La risarcibilità del danno non patrimoniale postula, sul
piano dell'ingiustizia del danno, la selezione degli interessi dalla cui lesione
consegue il danno. Selezione che avviene a livello normativo, negli specifici
casi determinati dalla legge, o in via di interpretazione da parte del giudice,
chiamato ad individuare la sussistenza, alla stregua della Costituzione, di uno
specifico diritto inviolabile della persona necessariamente presidiato dalla
minima tutela risarcitoria.
Ha ancora ragione di esistere il
danno morale transeunte?
NO, La limitazione alla tradizionale figura
del c.d. danno morale soggettivo transeunte va definitivamente superata. La
figura, recepita per lungo tempo dalla pratica giurisprudenziale, aveva
fondamento normativo assai dubbio, poiché né l'art. 2059 c.c. né l'art. 185 c.p.

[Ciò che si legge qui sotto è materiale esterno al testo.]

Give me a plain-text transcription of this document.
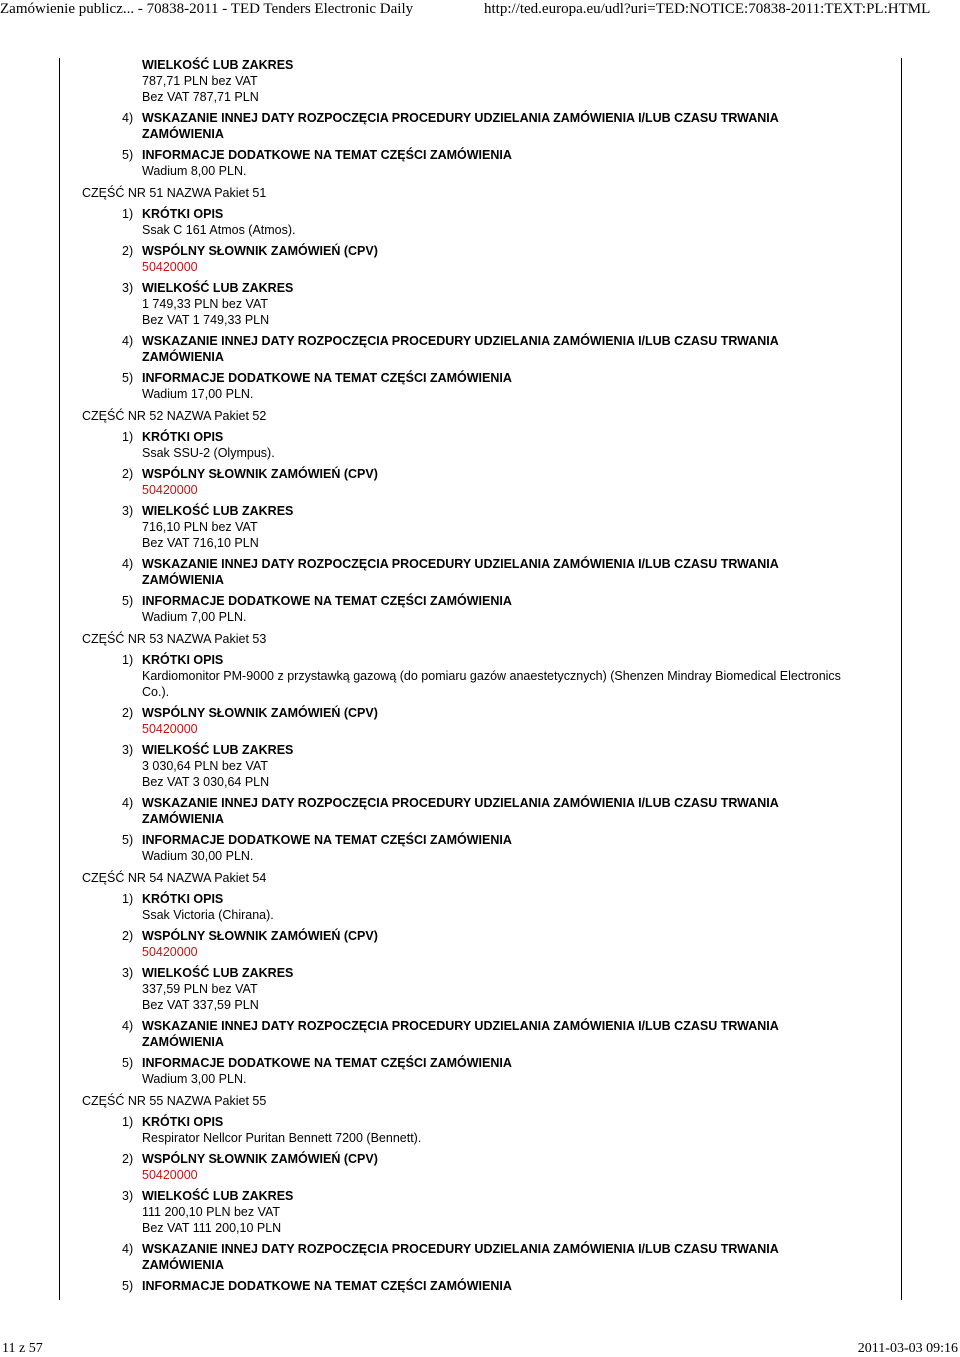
Zamówienie publicz... - 70838-2011 - TED Tenders Electronic Daily	http://ted.europa.eu/udl?uri=TED:NOTICE:70838-2011:TEXT:PL:HTML
WIELKOŚĆ LUB ZAKRES
787,71 PLN bez VAT
Bez VAT 787,71 PLN
4) WSKAZANIE INNEJ DATY ROZPOCZĘCIA PROCEDURY UDZIELANIA ZAMÓWIENIA I/LUB CZASU TRWANIA ZAMÓWIENIA
5) INFORMACJE DODATKOWE NA TEMAT CZĘŚCI ZAMÓWIENIA
Wadium 8,00 PLN.
CZĘŚĆ NR 51 NAZWA Pakiet 51
1) KRÓTKI OPIS
Ssak C 161 Atmos (Atmos).
2) WSPÓLNY SŁOWNIK ZAMÓWIEŃ (CPV)
50420000
3) WIELKOŚĆ LUB ZAKRES
1 749,33 PLN bez VAT
Bez VAT 1 749,33 PLN
4) WSKAZANIE INNEJ DATY ROZPOCZĘCIA PROCEDURY UDZIELANIA ZAMÓWIENIA I/LUB CZASU TRWANIA ZAMÓWIENIA
5) INFORMACJE DODATKOWE NA TEMAT CZĘŚCI ZAMÓWIENIA
Wadium 17,00 PLN.
CZĘŚĆ NR 52 NAZWA Pakiet 52
1) KRÓTKI OPIS
Ssak SSU-2 (Olympus).
2) WSPÓLNY SŁOWNIK ZAMÓWIEŃ (CPV)
50420000
3) WIELKOŚĆ LUB ZAKRES
716,10 PLN bez VAT
Bez VAT 716,10 PLN
4) WSKAZANIE INNEJ DATY ROZPOCZĘCIA PROCEDURY UDZIELANIA ZAMÓWIENIA I/LUB CZASU TRWANIA ZAMÓWIENIA
5) INFORMACJE DODATKOWE NA TEMAT CZĘŚCI ZAMÓWIENIA
Wadium 7,00 PLN.
CZĘŚĆ NR 53 NAZWA Pakiet 53
1) KRÓTKI OPIS
Kardiomonitor PM-9000 z przystawką gazową (do pomiaru gazów anaestetycznych) (Shenzen Mindray Biomedical Electronics Co.).
2) WSPÓLNY SŁOWNIK ZAMÓWIEŃ (CPV)
50420000
3) WIELKOŚĆ LUB ZAKRES
3 030,64 PLN bez VAT
Bez VAT 3 030,64 PLN
4) WSKAZANIE INNEJ DATY ROZPOCZĘCIA PROCEDURY UDZIELANIA ZAMÓWIENIA I/LUB CZASU TRWANIA ZAMÓWIENIA
5) INFORMACJE DODATKOWE NA TEMAT CZĘŚCI ZAMÓWIENIA
Wadium 30,00 PLN.
CZĘŚĆ NR 54 NAZWA Pakiet 54
1) KRÓTKI OPIS
Ssak Victoria (Chirana).
2) WSPÓLNY SŁOWNIK ZAMÓWIEŃ (CPV)
50420000
3) WIELKOŚĆ LUB ZAKRES
337,59 PLN bez VAT
Bez VAT 337,59 PLN
4) WSKAZANIE INNEJ DATY ROZPOCZĘCIA PROCEDURY UDZIELANIA ZAMÓWIENIA I/LUB CZASU TRWANIA ZAMÓWIENIA
5) INFORMACJE DODATKOWE NA TEMAT CZĘŚCI ZAMÓWIENIA
Wadium 3,00 PLN.
CZĘŚĆ NR 55 NAZWA Pakiet 55
1) KRÓTKI OPIS
Respirator Nellcor Puritan Bennett 7200 (Bennett).
2) WSPÓLNY SŁOWNIK ZAMÓWIEŃ (CPV)
50420000
3) WIELKOŚĆ LUB ZAKRES
111 200,10 PLN bez VAT
Bez VAT 111 200,10 PLN
4) WSKAZANIE INNEJ DATY ROZPOCZĘCIA PROCEDURY UDZIELANIA ZAMÓWIENIA I/LUB CZASU TRWANIA ZAMÓWIENIA
5) INFORMACJE DODATKOWE NA TEMAT CZĘŚCI ZAMÓWIENIA
11 z 57	2011-03-03 09:16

parlano di danno morale, e tantomeno lo dicono rilevante solo se sia
transitorio, ed era carente anche sul piano della adeguatezza della tutela,
poiché la sofferenza morale cagionata dal reato non è necessariamente
transeunte, ben potendo l'effetto penoso protrarsi anche per lungo tempo (lo
riconosceva quella giurisprudenza che, nel caso di morte del soggetto
danneggiato nel corso del processo, commisurava il risarcimento sia del danno
biologico che di quello morale, postulandone la permanenza, al tempo di vita
effettiva: n.19057/2003; n. 3806/2004; n. 21683/2005).
Va conseguentemente
affermato che, nell'ambito della categoria generale del danno non patrimoniale,
la formula "danno morale" non individua una autonoma sottocategoria di danno, ma
descrive, tra i vari possibili pregiudizi non patrimoniali, un tipo di
pregiudizio, costituito dalla sofferenza soggettiva cagionata dal reato in sé
considerata. Sofferenza la cui intensità e durata nel tempo non assumono
rilevanza ai fini della esistenza del danno, ma solo della quantificazione del
risarcimento.
In presenza di reato, quali danni patrimoniali
vanno risarciti?
In ragione della ampia accezione del danno non
patrimoniale, in presenza del reato è risarcibile non soltanto il danno non
patrimoniale conseguente alla lesione di diritti costituzionalmente inviolabili
(come avverrà, nel caso del reato di lesioni colpose, ove si configuri danno
biologico per la vittima, o nel caso di uccisione o lesione grave di congiunto,
determinante la perdita o la compromissione del rapporto parentale), ma anche
quello conseguente alla lesione di interessi inerenti la persona non presidiati
da siffatti diritti, ma meritevoli di tutela in base all'ordinamento (secondo il
criterio dell'ingiustizia ex art. 2043 c.c.), poiché la tipicità, in questo
caso, non è determinata soltanto dal rango dell'interesse protetto, ma in
ragione della scelta del legislatore di dire risarcibili i danni non
patrimoniali cagionati da reato. Scelta che comunque implica la considerazione
della rilevanza dell'interesse leso, desumibile dalla predisposizione della
tutela penale.
Negli altri casi determinati dalla legge la selezione degli
interessi è già compiuta dal legislatore. Va notato che, nei casi previsti da
leggi vigenti richiamati in precedenza, il risarcimento è collegato alla lesione
di diritti inviolabili della persona: alla libertà personale, alla riservatezza,
a non subire discriminazioni.
Il legislatore può ampliare il
catalogo dei casi in cui può essere risarcito il danno non patrimoniale in
assenza di reato?
Sì, non può ritenersi precluso al legislatore
ampliare il catalogo dei casi determinati dalla legge ordinaria prevedendo la
tutela risarcitoria non patrimoniale anche in relazione ad interessi inerenti la
persona non aventi il rango costituzionale di diritti inviolabili,
privilegiandone taluno rispetto agli altri (Corte cost. n. 87/1979).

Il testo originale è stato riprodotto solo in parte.